Şeytan o ikisinin bedenlerinden gizlenmiş olan ayıp yerlerini kendilerine göstermek için onlara vesvese verdi ve: Rabbinizin sizi bu ağaçtan menetmesi sırf melek yahut sonsuz hayat süreceklerden olmamanız içindir dedi.
Şeytan, kendilerinden 'örtülüp gizlenen çirkin yerlerini' açığa çıkarmak için onlara vesvese verdi ve dedi ki: 'Rabbinizin size bu ağacı yasaklaması, yalnızca, sizin iki melek olmamanız veya ebedi yaşayanlardan kılınmamanız içindir.'
Nihayet Şeytan, onların örtülü avret yerleri kendilerine açılmak için, onlara vesvese verip şöyle dedi: “-Rabbiniz size bu ağacı, iki melek olacağınız, yahut devamlı (cennette) kalıcılardan bulunacağınız için yasak etti.”
Şeytan, avretlerinden örtülü olan kısmı (farkına varmadıkları durumu) onlara göstermek için, onlara fısıldamaya başladı. Ve dedi ki: “Rabbiniz bu ağaçtan yemenizi, ancak iki melek veya ebedî kalıcılardan olmayasınız, diye yasak etti.”
Derken şeytan, birbirine kapalı ayıp yerlerini kendilerine göstermek için onlara vesvese verdi ve “Rabbiniz size bu ağacı sırf melek olursunuz veya ebedî kalanlardan olursunuz diye yasakladı” dedi.
Hemen iblis onları — örtülmüş bulunan, ut yerlerini açmak için— işkillendirip: «Sizler iki melek, ya da sonsuz olmamanızçin, Tanrınız size bu ağacı yasaklamıştır» dedi onlara
Bunun üzerine, şeytan, (o ana kadar) birbirlerine kapalı olan mahrem yerlerini açıp kendilerine göstermek amacıyla onlara (şöyle) fısıldadı: “Rabbinizin sizi bu ağaçtan uzak tutması, yalnızca, siz ikiniz melekler (gibi) olmayasınız ya da sonsuza kadar yaşayamayasınız diyedir.”

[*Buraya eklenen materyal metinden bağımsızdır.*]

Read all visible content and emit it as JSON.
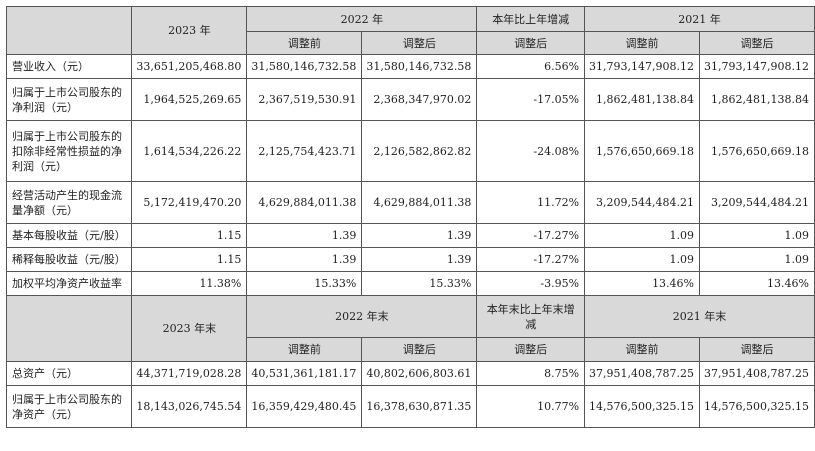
{
  "header1": {
    "col_2023": "2023 年",
    "col_2022": "2022 年",
    "col_change": "本年比上年增减",
    "col_2021": "2021 年",
    "sub_before": "调整前",
    "sub_after": "调整后",
    "sub_change": "调整后"
  },
  "rows1": [
    {
      "label": "营业收入（元）",
      "v2023": "33,651,205,468.80",
      "v2022_before": "31,580,146,732.58",
      "v2022_after": "31,580,146,732.58",
      "change": "6.56%",
      "v2021_before": "31,793,147,908.12",
      "v2021_after": "31,793,147,908.12"
    },
    {
      "label": "归属于上市公司股东的净利润（元）",
      "v2023": "1,964,525,269.65",
      "v2022_before": "2,367,519,530.91",
      "v2022_after": "2,368,347,970.02",
      "change": "-17.05%",
      "v2021_before": "1,862,481,138.84",
      "v2021_after": "1,862,481,138.84"
    },
    {
      "label": "归属于上市公司股东的扣除非经常性损益的净利润（元）",
      "v2023": "1,614,534,226.22",
      "v2022_before": "2,125,754,423.71",
      "v2022_after": "2,126,582,862.82",
      "change": "-24.08%",
      "v2021_before": "1,576,650,669.18",
      "v2021_after": "1,576,650,669.18"
    },
    {
      "label": "经营活动产生的现金流量净额（元）",
      "v2023": "5,172,419,470.20",
      "v2022_before": "4,629,884,011.38",
      "v2022_after": "4,629,884,011.38",
      "change": "11.72%",
      "v2021_before": "3,209,544,484.21",
      "v2021_after": "3,209,544,484.21"
    },
    {
      "label": "基本每股收益（元/股）",
      "v2023": "1.15",
      "v2022_before": "1.39",
      "v2022_after": "1.39",
      "change": "-17.27%",
      "v2021_before": "1.09",
      "v2021_after": "1.09"
    },
    {
      "label": "稀释每股收益（元/股）",
      "v2023": "1.15",
      "v2022_before": "1.39",
      "v2022_after": "1.39",
      "change": "-17.27%",
      "v2021_before": "1.09",
      "v2021_after": "1.09"
    },
    {
      "label": "加权平均净资产收益率",
      "v2023": "11.38%",
      "v2022_before": "15.33%",
      "v2022_after": "15.33%",
      "change": "-3.95%",
      "v2021_before": "13.46%",
      "v2021_after": "13.46%"
    }
  ],
  "header2": {
    "col_2023": "2023 年末",
    "col_2022": "2022 年末",
    "col_change": "本年末比上年末增减",
    "col_2021": "2021 年末",
    "sub_before": "调整前",
    "sub_after": "调整后",
    "sub_change": "调整后"
  },
  "rows2": [
    {
      "label": "总资产（元）",
      "v2023": "44,371,719,028.28",
      "v2022_before": "40,531,361,181.17",
      "v2022_after": "40,802,606,803.61",
      "change": "8.75%",
      "v2021_before": "37,951,408,787.25",
      "v2021_after": "37,951,408,787.25"
    },
    {
      "label": "归属于上市公司股东的净资产（元）",
      "v2023": "18,143,026,745.54",
      "v2022_before": "16,359,429,480.45",
      "v2022_after": "16,378,630,871.35",
      "change": "10.77%",
      "v2021_before": "14,576,500,325.15",
      "v2021_after": "14,576,500,325.15"
    }
  ]
}
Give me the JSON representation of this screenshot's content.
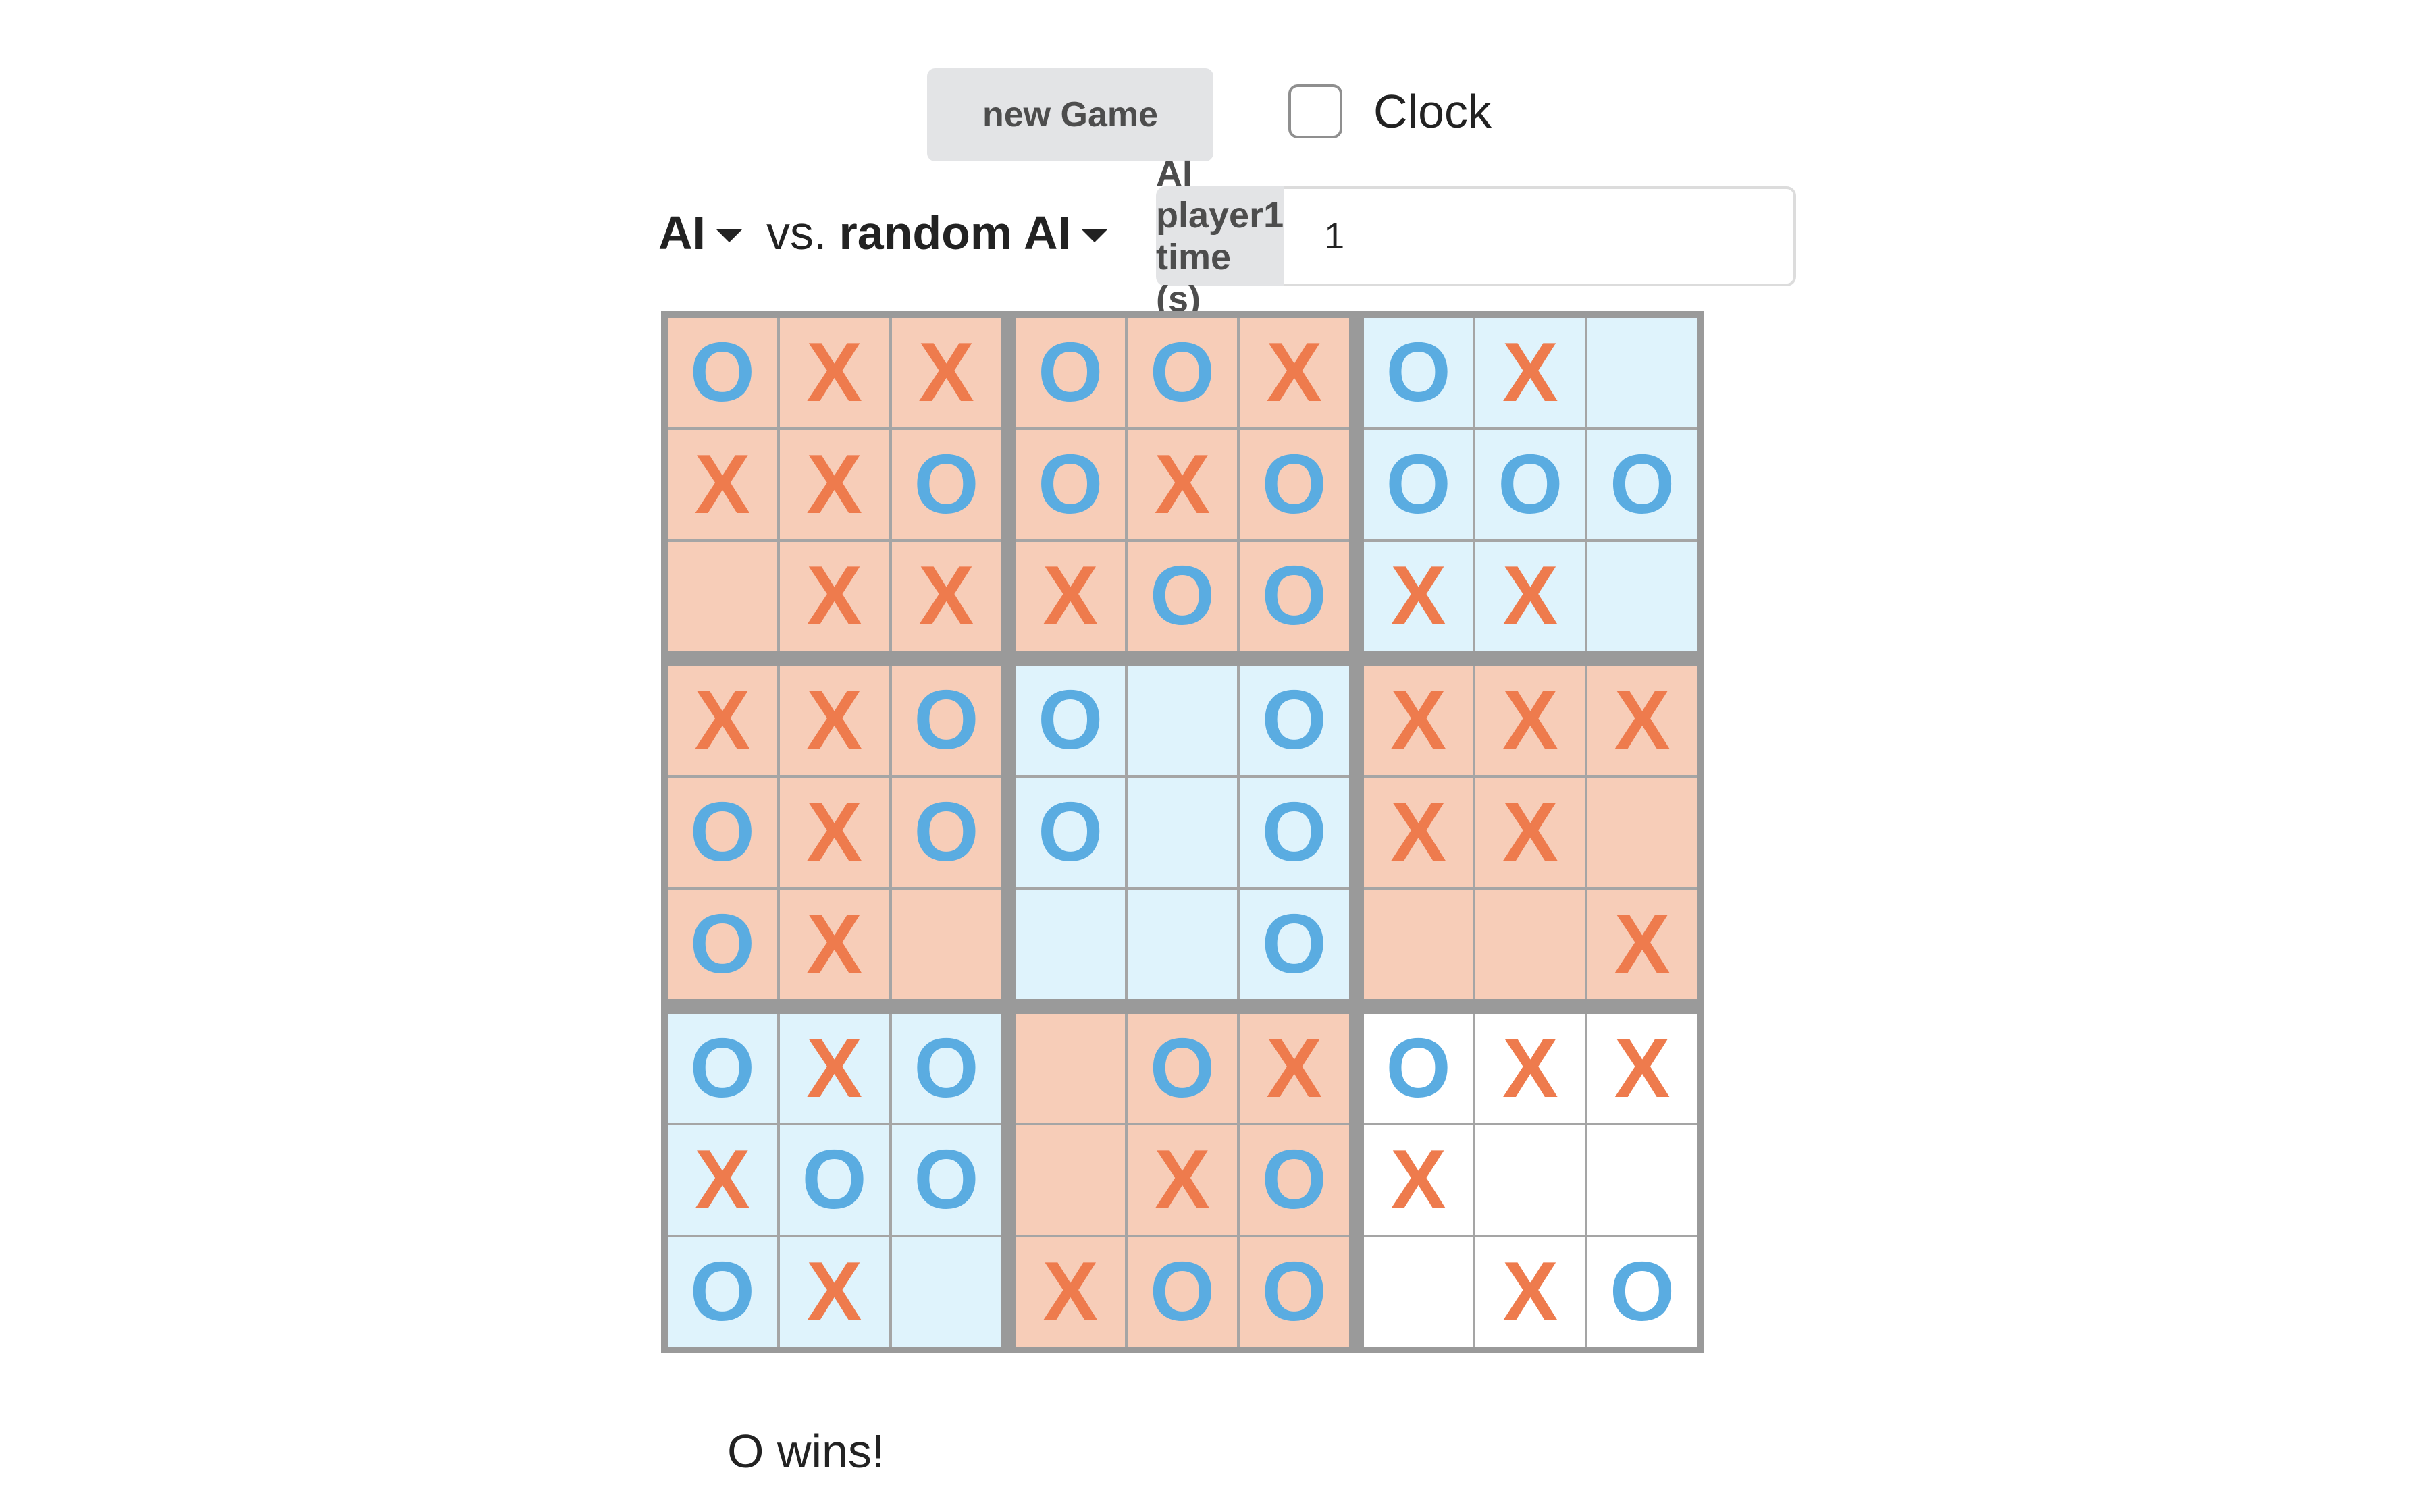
{
  "controls": {
    "new_game_label": "new Game",
    "clock_label": "Clock",
    "clock_checked": false
  },
  "players": {
    "player1": "AI",
    "vs_label": "vs.",
    "player2": "random AI"
  },
  "time_setting": {
    "label": "AI player1 time (s)",
    "value": "1"
  },
  "colors": {
    "x_mark": "#ee7b4d",
    "o_mark": "#5aace1",
    "x_won_board": "#f7cdb8",
    "o_won_board": "#dff3fc",
    "open_board": "#ffffff"
  },
  "board": {
    "sub_boards": [
      {
        "owner": "X",
        "cells": [
          "O",
          "X",
          "X",
          "X",
          "X",
          "O",
          "",
          "X",
          "X"
        ]
      },
      {
        "owner": "X",
        "cells": [
          "O",
          "O",
          "X",
          "O",
          "X",
          "O",
          "X",
          "O",
          "O"
        ]
      },
      {
        "owner": "O",
        "cells": [
          "O",
          "X",
          "",
          "O",
          "O",
          "O",
          "X",
          "X",
          ""
        ]
      },
      {
        "owner": "X",
        "cells": [
          "X",
          "X",
          "O",
          "O",
          "X",
          "O",
          "O",
          "X",
          ""
        ]
      },
      {
        "owner": "O",
        "cells": [
          "O",
          "",
          "O",
          "O",
          "",
          "O",
          "",
          "",
          "O"
        ]
      },
      {
        "owner": "X",
        "cells": [
          "X",
          "X",
          "X",
          "X",
          "X",
          "",
          "",
          "",
          "X"
        ]
      },
      {
        "owner": "O",
        "cells": [
          "O",
          "X",
          "O",
          "X",
          "O",
          "O",
          "O",
          "X",
          ""
        ]
      },
      {
        "owner": "X",
        "cells": [
          "",
          "O",
          "X",
          "",
          "X",
          "O",
          "X",
          "O",
          "O"
        ]
      },
      {
        "owner": "",
        "cells": [
          "O",
          "X",
          "X",
          "X",
          "",
          "",
          "",
          "X",
          "O"
        ]
      }
    ]
  },
  "status": {
    "message": "O wins!"
  }
}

20, 21. Şeytân ânların ol vakte kadar görmedikleri çıplaklarını kendilerine his itdirecek ilkââtda bulundı. Ânlara "Allâh size bu ağacın meyvesini men’ itdi tâ ki iki melek olub da cennetde ilelebed yaşamıyasınız." didi ve kendisinin en iyi nasîhatci oldığına yemîn itdi.
Şeytan, ayıp yerlerini kendilerine göstermek için onlara fısıldadı: "Rabbinizin sizi bu ağaçtan menetmesi melek olmanız veya burada temelli kalmanızı önlemek içindir."
Derken şeytan, kendilerinden gizlenmiş olan avret yerlerini onlara açmak için kendilerine vesvese verdi ve dedi ki: “Rabbiniz size bu ağacı ancak, melek olmayasınız, ya da (cennette) ebedî kalacaklardan olmayasınız diye yasakladı.”
Derken şeytan, kapalı olan avret yerlerini birbirine göstermek için onlara fısıldayıp kafalarını karıştırdı ve “Rabbiniz size bu ağacı sırf melek olursunuz veya ebedî yaşayanlardan olursunuz diye yasakladı” dedi.
Derken şeytan, birbirine kapalı ayıp yerlerini kendilerine göstermek için onlara vesvese verdi ve: Rabbiniz size bu ağacı sırf melek olursunuz veya ebedî kalanlardan olursunuz diye yasakladı, dedi.
Şeytan, kendilerinden gizlenmiş olan bedenlerini ortaya çıkarmak için onlara fısıldadı: "Rabbinizin sizi bu ağaçtan menetmesinin sebebi, ikinizin birer melek veya birer ebedi varlık olmamanız içindir," dedi.
Derken onların, kendilerinden gizli kalan çirkin yerlerini kendilerine göstermek için onlara fısıldadı: "Rabbiniz, başka bir sebepten dolayı değil, sırf ikiniz de birer melek ya da ebedî kalıcılardan olursunuz diye sizi şu ağaçtan men etti." dedi.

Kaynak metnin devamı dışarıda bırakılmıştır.